In making these enquiries I am hopeful of a more charitable response than was accorded to me on the last occasion on which I ventured to comment on religious manners. Then I was assailed by kirk members with a “holier than thou” attitude who regarded it as a frightful impertinence that I, a poor benighted heathen, should comment on such a subject at all. At the same time, I must make it plain that I have no intention of accepting invitations to revival meetings. My contribution for the time being will be confined to the purchase of that admirable newspaper published by the Salvation Army and distributed with charm and humility in the pub on Saturday nights.

100 YEARS AGO

At Lerwick Sheriff Court on Monday – Sheriff Broun on the bench – a public enquiry was held into the circumstances attending the death of James Goodlad, fisherman, Church Lane, who was drowned on 20th July, opposite Ham, Bressay, while skipper of the boat Maggie Jane, LK.1026.

Mr J. K. Galloway, the procurator fiscal, conducted the case, and the following jurors were empanelled: Messrs James Mitchell, T. Manson, A. Murray, Henry Mouat, R. B. Odie, W. Murray, and T. Nicolson, jun.
The first witness was Thomas Henderson, 19, Westsandwick, a hand on board the Maggie Jane. He deponed that on Friday, 17th July, they put their nets ashore at Ham to spread them, and after doing so they came to anchor opposite Leog, Lerwick. On Monday they went back to Ham to get their nets. The wind was fair, and they ran down under their foresail to Ham. When entering the bight of Ham they dropped their kedge anchor, intending to bring the boat down to the landing stage on their kedge warp.

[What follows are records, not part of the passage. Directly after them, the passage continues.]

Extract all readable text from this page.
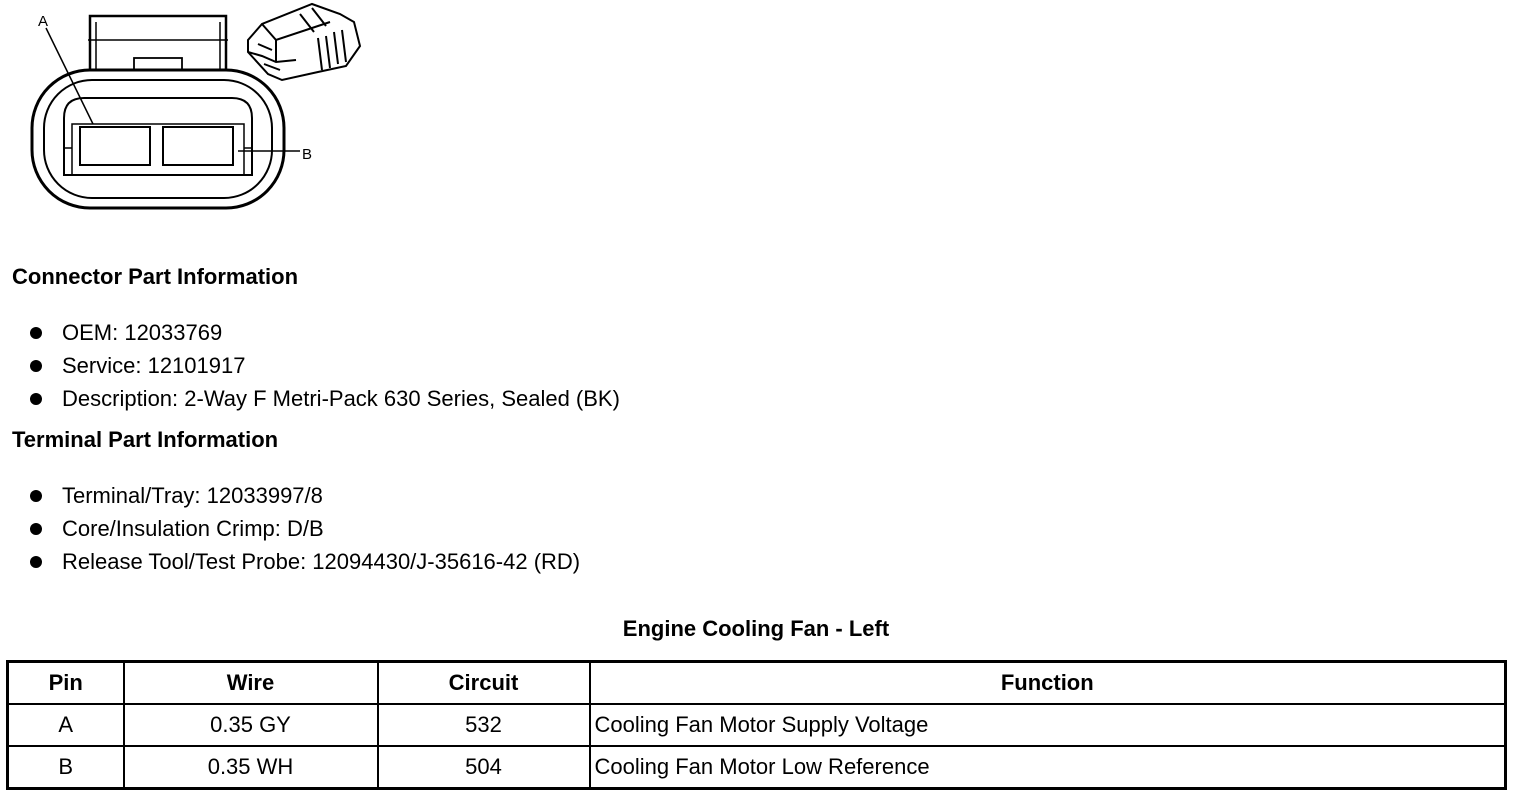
A
B
Connector Part Information
OEM: 12033769
Service: 12101917
Description: 2-Way F Metri-Pack 630 Series, Sealed (BK)
Terminal Part Information
Terminal/Tray: 12033997/8
Core/Insulation Crimp: D/B
Release Tool/Test Probe: 12094430/J-35616-42 (RD)
Engine Cooling Fan - Left
Pin	Wire	Circuit	Function
A	0.35 GY	532	Cooling Fan Motor Supply Voltage
B	0.35 WH	504	Cooling Fan Motor Low Reference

Witness was paying out the warp, and James Goodlad, the skipper, was at the wheel. The rest of the crew were forward getting the mooring ropes ready. When they were running down to the stage the kedge warp fouled in the locker, and witness went aft to the skipper and told him so. Goodlad left the wheel to come and assist witness to put the rope right. While they were thus engaged, the rope came out of the locker in a lump, and the boat had a good deal of way on her, and carried the deceased and witness over the rail. Witness managed to keep hold of the sail, but Goodlad fell overboard entangled in the rope. He was too far astern to throw a rope or lifebuoy to, and they could not get the boat checked. Witness saw deceased two or three minutes in the water, and some boats put off from the shore, but they were too late, as Goodlad had disappeared. The body was recovered between 7 and 8 o’clock.